- Education: PhD in Computer Science
- Alma mater: University of Hawaii, University of Southern California
- Occupation: Software Engineer

= Jian Xu =

Software engineer from China

Jian (Jane) Xu is a software engineer from China. She has served as engineer at IBM and as the chief technology officer (CTO) of China Systems and Technology Labs at IBM.

== Biography ==
Xu was born in Hong Kong and was raised in Shanghai. She left Shanghai to pursue her education in the United States in 1982 and saw how computers were impacting the lives of people. Xu attended the University of Hawaii at Manoa, where she graduated with a masters in computer science in 1986. She attended the University of Southern California and received her PhD in computer science in 1990.

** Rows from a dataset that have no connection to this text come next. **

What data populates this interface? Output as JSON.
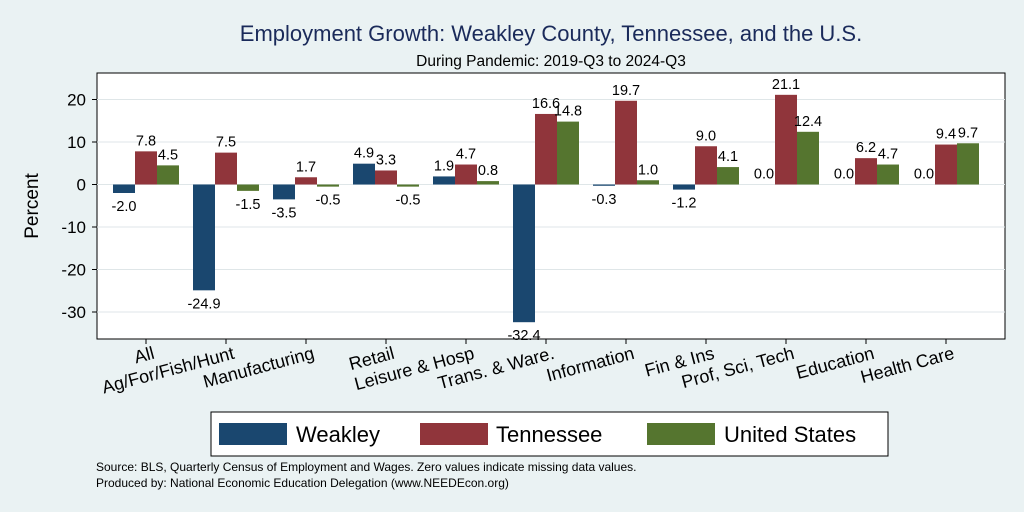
{
  "chart_data": {
    "type": "bar",
    "title": "Employment Growth: Weakley County, Tennessee, and the U.S.",
    "subtitle": "During Pandemic: 2019-Q3 to 2024-Q3",
    "ylabel": "Percent",
    "xlabel": "",
    "ylim": [
      -35,
      25
    ],
    "yticks": [
      20,
      10,
      0,
      -10,
      -20,
      -30
    ],
    "ytick_labels": [
      "20",
      "10",
      "0",
      "-10",
      "-20",
      "-30"
    ],
    "categories": [
      "All",
      "Ag/For/Fish/Hunt",
      "Manufacturing",
      "Retail",
      "Leisure & Hosp",
      "Trans. & Ware.",
      "Information",
      "Fin & Ins",
      "Prof, Sci, Tech",
      "Education",
      "Health Care"
    ],
    "series": [
      {
        "name": "Weakley",
        "color": "#1a476f",
        "values": [
          -2.0,
          -24.9,
          -3.5,
          4.9,
          1.9,
          -32.4,
          -0.3,
          -1.2,
          0.0,
          0.0,
          0.0
        ],
        "labels": [
          "-2.0",
          "-24.9",
          "-3.5",
          "4.9",
          "1.9",
          "-32.4",
          "-0.3",
          "-1.2",
          "0.0",
          "0.0",
          "0.0"
        ]
      },
      {
        "name": "Tennessee",
        "color": "#90353b",
        "values": [
          7.8,
          7.5,
          1.7,
          3.3,
          4.7,
          16.6,
          19.7,
          9.0,
          21.1,
          6.2,
          9.4
        ],
        "labels": [
          "7.8",
          "7.5",
          "1.7",
          "3.3",
          "4.7",
          "16.6",
          "19.7",
          "9.0",
          "21.1",
          "6.2",
          "9.4"
        ]
      },
      {
        "name": "United States",
        "color": "#55752f",
        "values": [
          4.5,
          -1.5,
          -0.5,
          -0.5,
          0.8,
          14.8,
          1.0,
          4.1,
          12.4,
          4.7,
          9.7
        ],
        "labels": [
          "4.5",
          "-1.5",
          "-0.5",
          "-0.5",
          "0.8",
          "14.8",
          "1.0",
          "4.1",
          "12.4",
          "4.7",
          "9.7"
        ]
      }
    ],
    "legend_position": "bottom",
    "grid": "horizontal"
  },
  "notes": {
    "source": "Source: BLS, Quarterly Census of Employment and Wages. Zero values indicate missing data values.",
    "produced_by": "Produced by: National Economic Education Delegation (www.NEEDEcon.org)"
  }
}
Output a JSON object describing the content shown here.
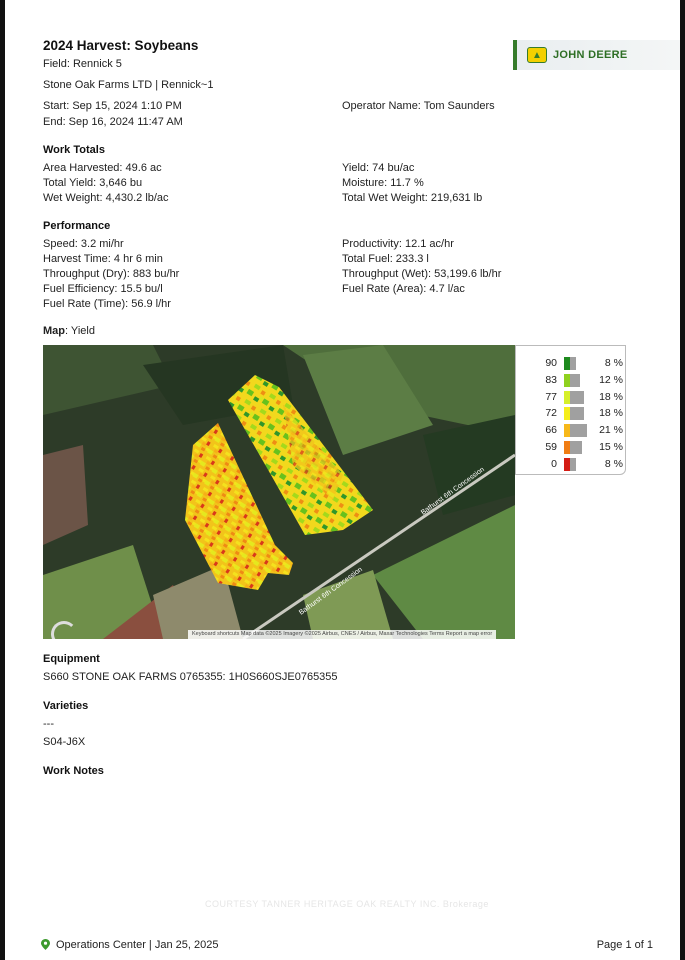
{
  "brand": {
    "name": "JOHN DEERE",
    "accent": "#367c2b"
  },
  "report": {
    "title": "2024 Harvest: Soybeans",
    "field": "Field:  Rennick 5",
    "farm": "Stone Oak Farms LTD  |  Rennick~1",
    "start": "Start: Sep 15, 2024 1:10 PM",
    "end": "End: Sep 16, 2024 11:47 AM",
    "operator": "Operator Name: Tom Saunders"
  },
  "work_totals": {
    "heading": "Work Totals",
    "left": [
      "Area Harvested: 49.6 ac",
      "Total Yield: 3,646 bu",
      "Wet Weight: 4,430.2 lb/ac"
    ],
    "right": [
      "Yield: 74 bu/ac",
      "Moisture: 11.7 %",
      "Total Wet Weight: 219,631 lb"
    ]
  },
  "performance": {
    "heading": "Performance",
    "left": [
      "Speed: 3.2 mi/hr",
      "Harvest Time: 4 hr 6 min",
      "Throughput (Dry): 883 bu/hr",
      "Fuel Efficiency: 15.5 bu/l",
      "Fuel Rate (Time): 56.9 l/hr"
    ],
    "right": [
      "Productivity: 12.1 ac/hr",
      "Total Fuel: 233.3 l",
      "Throughput (Wet): 53,199.6 lb/hr",
      "Fuel Rate (Area): 4.7 l/ac"
    ]
  },
  "map": {
    "heading_bold": "Map",
    "heading_rest": ": Yield",
    "road_label": "Bathurst 6th Concession",
    "attribution": "Keyboard shortcuts   Map data ©2025 Imagery ©2025 Airbus, CNES / Airbus, Maxar Technologies   Terms   Report a map error",
    "legend": [
      {
        "value": "90",
        "pct": "8 %",
        "share": 8,
        "color": "#1e8a1e"
      },
      {
        "value": "83",
        "pct": "12 %",
        "share": 12,
        "color": "#8fd11f"
      },
      {
        "value": "77",
        "pct": "18 %",
        "share": 18,
        "color": "#d6ef2a"
      },
      {
        "value": "72",
        "pct": "18 %",
        "share": 18,
        "color": "#f5ee1c"
      },
      {
        "value": "66",
        "pct": "21 %",
        "share": 21,
        "color": "#f7b81a"
      },
      {
        "value": "59",
        "pct": "15 %",
        "share": 15,
        "color": "#f07d14"
      },
      {
        "value": "0",
        "pct": "8 %",
        "share": 8,
        "color": "#d41c14"
      }
    ]
  },
  "equipment": {
    "heading": "Equipment",
    "value": "S660 STONE OAK FARMS 0765355: 1H0S660SJE0765355"
  },
  "varieties": {
    "heading": "Varieties",
    "items": [
      "---",
      "S04-J6X"
    ]
  },
  "work_notes": {
    "heading": "Work Notes"
  },
  "watermark": "COURTESY TANNER HERITAGE OAK REALTY INC. Brokerage",
  "footer": {
    "left": "Operations Center | Jan 25, 2025",
    "right": "Page 1 of 1"
  }
}
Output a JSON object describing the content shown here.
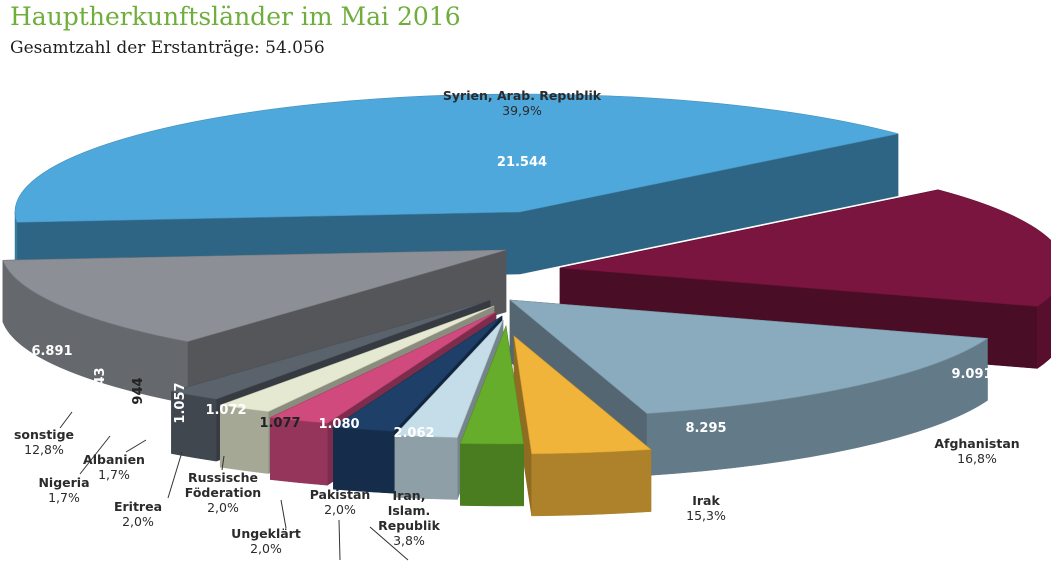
{
  "title": "Hauptherkunftsländer im Mai 2016",
  "subtitle": "Gesamtzahl der Erstanträge: 54.056",
  "chart_data": {
    "type": "pie",
    "title": "Hauptherkunftsländer im Mai 2016",
    "subtitle": "Gesamtzahl der Erstanträge: 54.056",
    "total": "54.056",
    "slices": [
      {
        "name_lines": [
          "Syrien, Arab. Republik"
        ],
        "value": 21544,
        "value_label": "21.544",
        "percent_label": "39,9%",
        "color": "#4fa8dc",
        "value_color": "#ffffff"
      },
      {
        "name_lines": [
          "Afghanistan"
        ],
        "value": 9091,
        "value_label": "9.091",
        "percent_label": "16,8%",
        "color": "#7a1540",
        "value_color": "#ffffff"
      },
      {
        "name_lines": [
          "Irak"
        ],
        "value": 8295,
        "value_label": "8.295",
        "percent_label": "15,3%",
        "color": "#8aaabd",
        "value_color": "#ffffff"
      },
      {
        "name_lines": [
          "Iran,",
          "Islam.",
          "Republik"
        ],
        "value": 2062,
        "value_label": "2.062",
        "percent_label": "3,8%",
        "color": "#f0b43a",
        "value_color": "#ffffff"
      },
      {
        "name_lines": [
          "Pakistan"
        ],
        "value": 1080,
        "value_label": "1.080",
        "percent_label": "2,0%",
        "color": "#66ad2b",
        "value_color": "#ffffff"
      },
      {
        "name_lines": [
          "Ungeklärt"
        ],
        "value": 1077,
        "value_label": "1.077",
        "percent_label": "2,0%",
        "color": "#c5dde8",
        "value_color": "#222222"
      },
      {
        "name_lines": [
          "Russische",
          "Föderation"
        ],
        "value": 1072,
        "value_label": "1.072",
        "percent_label": "2,0%",
        "color": "#1d3f68",
        "value_color": "#ffffff"
      },
      {
        "name_lines": [
          "Eritrea"
        ],
        "value": 1057,
        "value_label": "1.057",
        "percent_label": "2,0%",
        "color": "#d04a7e",
        "value_color": "#ffffff"
      },
      {
        "name_lines": [
          "Albanien"
        ],
        "value": 944,
        "value_label": "944",
        "percent_label": "1,7%",
        "color": "#e6e9d1",
        "value_color": "#222222"
      },
      {
        "name_lines": [
          "Nigeria"
        ],
        "value": 943,
        "value_label": "943",
        "percent_label": "1,7%",
        "color": "#5a626c",
        "value_color": "#ffffff"
      },
      {
        "name_lines": [
          "sonstige"
        ],
        "value": 6891,
        "value_label": "6.891",
        "percent_label": "12,8%",
        "color": "#8c9096",
        "value_color": "#ffffff"
      }
    ]
  }
}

Shortly after earning her doctorate, she joined the IBM Storage Systems Division and then went on to become a technical leader for the IBM Software Group from 1995 to 2000. She was an executive assistant at the IBM Almaden Research Center in 2001 and then went on to working at the IBM Systems and Technology Group in 2002. Her work at IBM Systems and Technology development in China involves developing new ways to manage energy use, "environmental improvement and multicore technology." Xu was elected to the IBM Academy and has held the highest non-executive position an engineer can hold at the company. Xu has contributed to several "IBM innovations" while working for the company, including the Digital Library, Net.Data, DB2 XML enablement, Information Lifecycle Management, grid storage and autonomic storage management.

In 2008, she was inducted into the Women in Technology Hall of Fame. She has also received three IBM Outstanding Technical Achievement Awards and holds 15 US patents on her work.